Sunday morning came and Alex was excited. Sunday afternoon came and he was still excited and just would not nap. Sunday evening came, yup - excited with no nap. 1:00 am Monday morning came and Alex was negotiating with us to take a nap. Eventually he was up for 30 hours and the EEG started, he did fantastic and didn’t have much of a problem with the scalp scrubbing/electrode placement. He doesn’t particularly like his head messed with but he was so tired he didn’t care. I don’t have the results of the EEG yet but based on what I saw, it doesn’t look like he had any suspicious activity occur.
Reading about the relationship between autism and epilepsy spawned my decision to right on the topic for this week’s Suite101 entry. Autism and Epilepsy looks at a few scientific research studies as well as information from the Epilepsy Foundation. I read several studies and a commonality seems to be that seizure disorders are more common among individuals with the regressive form of autism or those that are more significantly affected, cognitively. I found this quite interesting and although I didn’t understand everything in the studies (I love having PubMed access), what I did understand was eye-opening.
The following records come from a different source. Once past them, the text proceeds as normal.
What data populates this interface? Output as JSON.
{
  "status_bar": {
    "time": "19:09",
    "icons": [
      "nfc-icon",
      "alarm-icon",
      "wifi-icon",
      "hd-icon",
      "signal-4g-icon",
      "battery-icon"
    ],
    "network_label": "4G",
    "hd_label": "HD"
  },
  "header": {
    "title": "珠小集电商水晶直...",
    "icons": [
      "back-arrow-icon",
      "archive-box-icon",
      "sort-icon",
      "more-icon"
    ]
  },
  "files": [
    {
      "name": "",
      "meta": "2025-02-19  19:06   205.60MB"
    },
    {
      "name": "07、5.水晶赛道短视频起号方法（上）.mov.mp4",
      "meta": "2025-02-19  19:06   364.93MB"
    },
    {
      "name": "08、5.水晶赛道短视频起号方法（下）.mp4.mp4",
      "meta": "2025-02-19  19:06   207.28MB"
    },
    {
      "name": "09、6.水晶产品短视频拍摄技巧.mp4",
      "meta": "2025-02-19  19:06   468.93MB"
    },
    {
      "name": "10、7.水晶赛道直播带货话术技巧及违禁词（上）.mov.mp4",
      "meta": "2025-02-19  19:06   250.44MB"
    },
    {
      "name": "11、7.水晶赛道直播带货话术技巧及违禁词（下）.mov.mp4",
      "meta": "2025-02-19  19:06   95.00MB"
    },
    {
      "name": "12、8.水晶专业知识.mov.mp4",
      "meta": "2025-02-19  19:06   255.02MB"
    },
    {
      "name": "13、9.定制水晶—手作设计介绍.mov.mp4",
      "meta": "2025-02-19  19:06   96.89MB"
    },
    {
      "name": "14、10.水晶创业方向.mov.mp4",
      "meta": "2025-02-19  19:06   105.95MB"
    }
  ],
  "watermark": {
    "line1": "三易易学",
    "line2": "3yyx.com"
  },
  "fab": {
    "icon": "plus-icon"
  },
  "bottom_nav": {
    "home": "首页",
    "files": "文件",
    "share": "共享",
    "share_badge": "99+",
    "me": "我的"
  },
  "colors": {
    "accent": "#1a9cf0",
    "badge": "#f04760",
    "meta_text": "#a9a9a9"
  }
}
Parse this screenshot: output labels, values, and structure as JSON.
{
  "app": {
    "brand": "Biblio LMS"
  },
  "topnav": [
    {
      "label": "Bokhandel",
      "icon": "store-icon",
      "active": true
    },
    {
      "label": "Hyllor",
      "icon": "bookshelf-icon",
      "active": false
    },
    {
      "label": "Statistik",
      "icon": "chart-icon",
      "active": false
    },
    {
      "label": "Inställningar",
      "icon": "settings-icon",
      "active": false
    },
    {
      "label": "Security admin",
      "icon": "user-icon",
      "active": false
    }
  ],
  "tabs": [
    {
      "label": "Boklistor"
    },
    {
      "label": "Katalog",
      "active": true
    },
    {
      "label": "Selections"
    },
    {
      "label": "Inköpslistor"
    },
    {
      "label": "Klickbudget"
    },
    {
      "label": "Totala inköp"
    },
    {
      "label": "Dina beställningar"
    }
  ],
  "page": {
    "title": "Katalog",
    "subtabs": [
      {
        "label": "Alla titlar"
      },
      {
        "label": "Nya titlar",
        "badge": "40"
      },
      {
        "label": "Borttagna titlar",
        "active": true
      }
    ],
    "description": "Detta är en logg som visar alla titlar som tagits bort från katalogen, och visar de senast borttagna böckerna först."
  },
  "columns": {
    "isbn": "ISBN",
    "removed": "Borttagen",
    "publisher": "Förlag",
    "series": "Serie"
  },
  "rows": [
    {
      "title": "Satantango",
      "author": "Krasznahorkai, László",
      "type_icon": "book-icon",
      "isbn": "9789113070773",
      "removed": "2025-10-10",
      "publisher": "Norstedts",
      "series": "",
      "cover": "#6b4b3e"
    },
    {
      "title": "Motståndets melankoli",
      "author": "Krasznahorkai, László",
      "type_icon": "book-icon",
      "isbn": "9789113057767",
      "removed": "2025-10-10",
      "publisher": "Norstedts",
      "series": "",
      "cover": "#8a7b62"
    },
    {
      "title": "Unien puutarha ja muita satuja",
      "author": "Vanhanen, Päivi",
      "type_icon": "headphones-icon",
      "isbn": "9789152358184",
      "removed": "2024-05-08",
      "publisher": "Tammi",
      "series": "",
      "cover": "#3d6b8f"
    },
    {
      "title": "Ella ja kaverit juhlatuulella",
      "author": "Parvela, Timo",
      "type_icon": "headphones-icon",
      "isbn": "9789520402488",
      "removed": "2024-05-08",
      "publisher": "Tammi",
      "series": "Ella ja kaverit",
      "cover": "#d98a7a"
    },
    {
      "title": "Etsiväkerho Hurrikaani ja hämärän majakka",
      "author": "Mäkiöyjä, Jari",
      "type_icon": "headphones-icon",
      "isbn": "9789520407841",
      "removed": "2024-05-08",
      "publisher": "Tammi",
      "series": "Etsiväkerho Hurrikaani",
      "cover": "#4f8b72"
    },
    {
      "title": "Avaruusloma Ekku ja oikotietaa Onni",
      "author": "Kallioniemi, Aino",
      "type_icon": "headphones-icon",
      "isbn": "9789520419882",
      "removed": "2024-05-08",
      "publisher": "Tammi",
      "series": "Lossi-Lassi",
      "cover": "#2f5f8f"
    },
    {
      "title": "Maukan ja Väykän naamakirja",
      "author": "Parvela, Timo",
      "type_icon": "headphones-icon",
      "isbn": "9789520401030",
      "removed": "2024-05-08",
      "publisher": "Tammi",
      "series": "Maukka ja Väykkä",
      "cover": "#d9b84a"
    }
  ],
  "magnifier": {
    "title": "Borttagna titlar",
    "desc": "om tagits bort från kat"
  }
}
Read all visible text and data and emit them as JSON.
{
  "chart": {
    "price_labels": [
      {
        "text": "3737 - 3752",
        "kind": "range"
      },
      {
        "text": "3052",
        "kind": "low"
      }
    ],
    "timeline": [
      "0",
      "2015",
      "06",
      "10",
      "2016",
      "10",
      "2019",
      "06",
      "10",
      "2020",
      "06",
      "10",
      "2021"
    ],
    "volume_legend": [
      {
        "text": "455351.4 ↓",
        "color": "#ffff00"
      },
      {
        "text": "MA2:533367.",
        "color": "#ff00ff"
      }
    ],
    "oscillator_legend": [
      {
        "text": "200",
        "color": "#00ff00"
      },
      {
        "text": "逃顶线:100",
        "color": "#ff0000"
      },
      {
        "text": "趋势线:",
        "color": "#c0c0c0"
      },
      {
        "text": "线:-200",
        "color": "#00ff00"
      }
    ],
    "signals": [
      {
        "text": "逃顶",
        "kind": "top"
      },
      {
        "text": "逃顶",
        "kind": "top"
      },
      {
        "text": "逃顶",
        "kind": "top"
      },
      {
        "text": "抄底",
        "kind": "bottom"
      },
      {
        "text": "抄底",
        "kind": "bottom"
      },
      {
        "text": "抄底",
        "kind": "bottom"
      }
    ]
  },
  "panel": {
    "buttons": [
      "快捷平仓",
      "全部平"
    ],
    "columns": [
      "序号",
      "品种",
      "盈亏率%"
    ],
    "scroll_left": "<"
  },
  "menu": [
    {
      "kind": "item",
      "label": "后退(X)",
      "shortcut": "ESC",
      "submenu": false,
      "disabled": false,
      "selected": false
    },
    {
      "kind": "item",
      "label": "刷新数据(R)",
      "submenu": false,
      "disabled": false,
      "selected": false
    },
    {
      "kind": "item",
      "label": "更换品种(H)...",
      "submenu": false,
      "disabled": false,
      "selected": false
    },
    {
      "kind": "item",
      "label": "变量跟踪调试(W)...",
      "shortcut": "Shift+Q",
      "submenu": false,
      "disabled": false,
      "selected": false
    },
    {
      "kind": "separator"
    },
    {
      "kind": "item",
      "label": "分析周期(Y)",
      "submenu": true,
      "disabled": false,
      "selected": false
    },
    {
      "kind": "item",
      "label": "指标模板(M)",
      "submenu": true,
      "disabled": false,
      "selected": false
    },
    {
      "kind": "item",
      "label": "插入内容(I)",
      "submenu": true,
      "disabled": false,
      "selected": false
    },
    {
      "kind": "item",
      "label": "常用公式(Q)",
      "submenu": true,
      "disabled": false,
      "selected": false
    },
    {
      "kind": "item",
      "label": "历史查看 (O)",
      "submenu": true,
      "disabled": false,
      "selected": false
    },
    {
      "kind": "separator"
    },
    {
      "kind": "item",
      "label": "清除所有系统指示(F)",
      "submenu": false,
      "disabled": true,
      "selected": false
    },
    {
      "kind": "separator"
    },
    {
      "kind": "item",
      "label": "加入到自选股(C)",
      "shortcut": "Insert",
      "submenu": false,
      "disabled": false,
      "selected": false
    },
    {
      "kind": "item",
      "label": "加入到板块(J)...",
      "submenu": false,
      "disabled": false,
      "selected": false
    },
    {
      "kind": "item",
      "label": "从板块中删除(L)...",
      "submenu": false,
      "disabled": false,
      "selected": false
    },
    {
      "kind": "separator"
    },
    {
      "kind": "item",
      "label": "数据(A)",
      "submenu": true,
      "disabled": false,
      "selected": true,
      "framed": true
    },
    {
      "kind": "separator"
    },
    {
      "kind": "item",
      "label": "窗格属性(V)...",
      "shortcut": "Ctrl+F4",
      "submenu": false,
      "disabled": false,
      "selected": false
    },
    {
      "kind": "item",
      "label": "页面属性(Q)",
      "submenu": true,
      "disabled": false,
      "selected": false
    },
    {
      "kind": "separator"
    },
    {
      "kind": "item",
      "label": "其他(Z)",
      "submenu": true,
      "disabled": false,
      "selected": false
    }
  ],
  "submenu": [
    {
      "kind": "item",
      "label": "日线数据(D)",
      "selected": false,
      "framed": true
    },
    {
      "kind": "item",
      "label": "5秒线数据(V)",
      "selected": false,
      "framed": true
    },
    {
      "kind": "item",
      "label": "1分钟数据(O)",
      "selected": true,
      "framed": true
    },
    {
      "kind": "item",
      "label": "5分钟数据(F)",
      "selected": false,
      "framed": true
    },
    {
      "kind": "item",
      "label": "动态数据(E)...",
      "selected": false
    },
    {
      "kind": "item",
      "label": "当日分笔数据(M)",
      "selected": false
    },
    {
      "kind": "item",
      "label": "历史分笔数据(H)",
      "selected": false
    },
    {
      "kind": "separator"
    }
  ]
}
Last night I was finally able to watch Ricki Lake’s birth documentary The Business of Being Born. I signed up for a Netflix account which includes live streaming video (what a great idea!) and one of the documentaries available was The Business of Being Born. Now I want to start off by saying that I had one very medicalized birth (induced for pre-ecclampsia, pitocin, magnesium sulfate, stadol, phenergen, etc). I actually fell asleep while pushing my son out. I remember the doctor calling my name and then reminding me that I need to push. I only pushed for about 15 minutes total so I guess I was doing it right (this was my first child).
I wanted a more natural childbirth with my second but ended up with preterm labor (dilating at 26 weeks and ten weeks on bedrest) so went with an OB out of fear. I wasn’t induced but caved and got an epidural (which only worked on the left half of my body, nice). Despite my medicalized births, most of my momma friends deliver their babies at home - yup, home births. Heck some of them even had unassisted homebirths - that is no midwife or other birth professional present. Lake’s documentary has been discussed heavily among my momma friends so it was time for me to watch it.
I have to say it was a fantastic film and I really wish that something like that would have been available when I was pregnant. My one regret with my second pregnancy is that I didn’t try harder to research my options. I ended up delivering at 36 weeks so I’m not sure if I would have been “allowed” to deliver at home however had I had even a birth doula then I probably could have had a natural childbirth.
If you are at all interested in normal, natural childbirth I cannot recommend this movie highly enough. It really shows viewers the sheer beauty of birth. One scene that really touched me was shortly after a mom gave birth, her son (I’m guessing he was 18-24 months) came over and patted his new baby sibling on the head. You just don’t get that in a hospital because the baby is whisked away to the warming table for examination.
We wanted Alexander to be at his sister’s birth but mommy hooked up to machines and the beeping just didn’t work for my sensory defensive son. He was able to come in and peek at his baby sister shortly after she was born but he was so overwhelmed by it all that he was pretty much disinterested. Had she been delivered in a more natural environment, it is likely that he would have acted differently.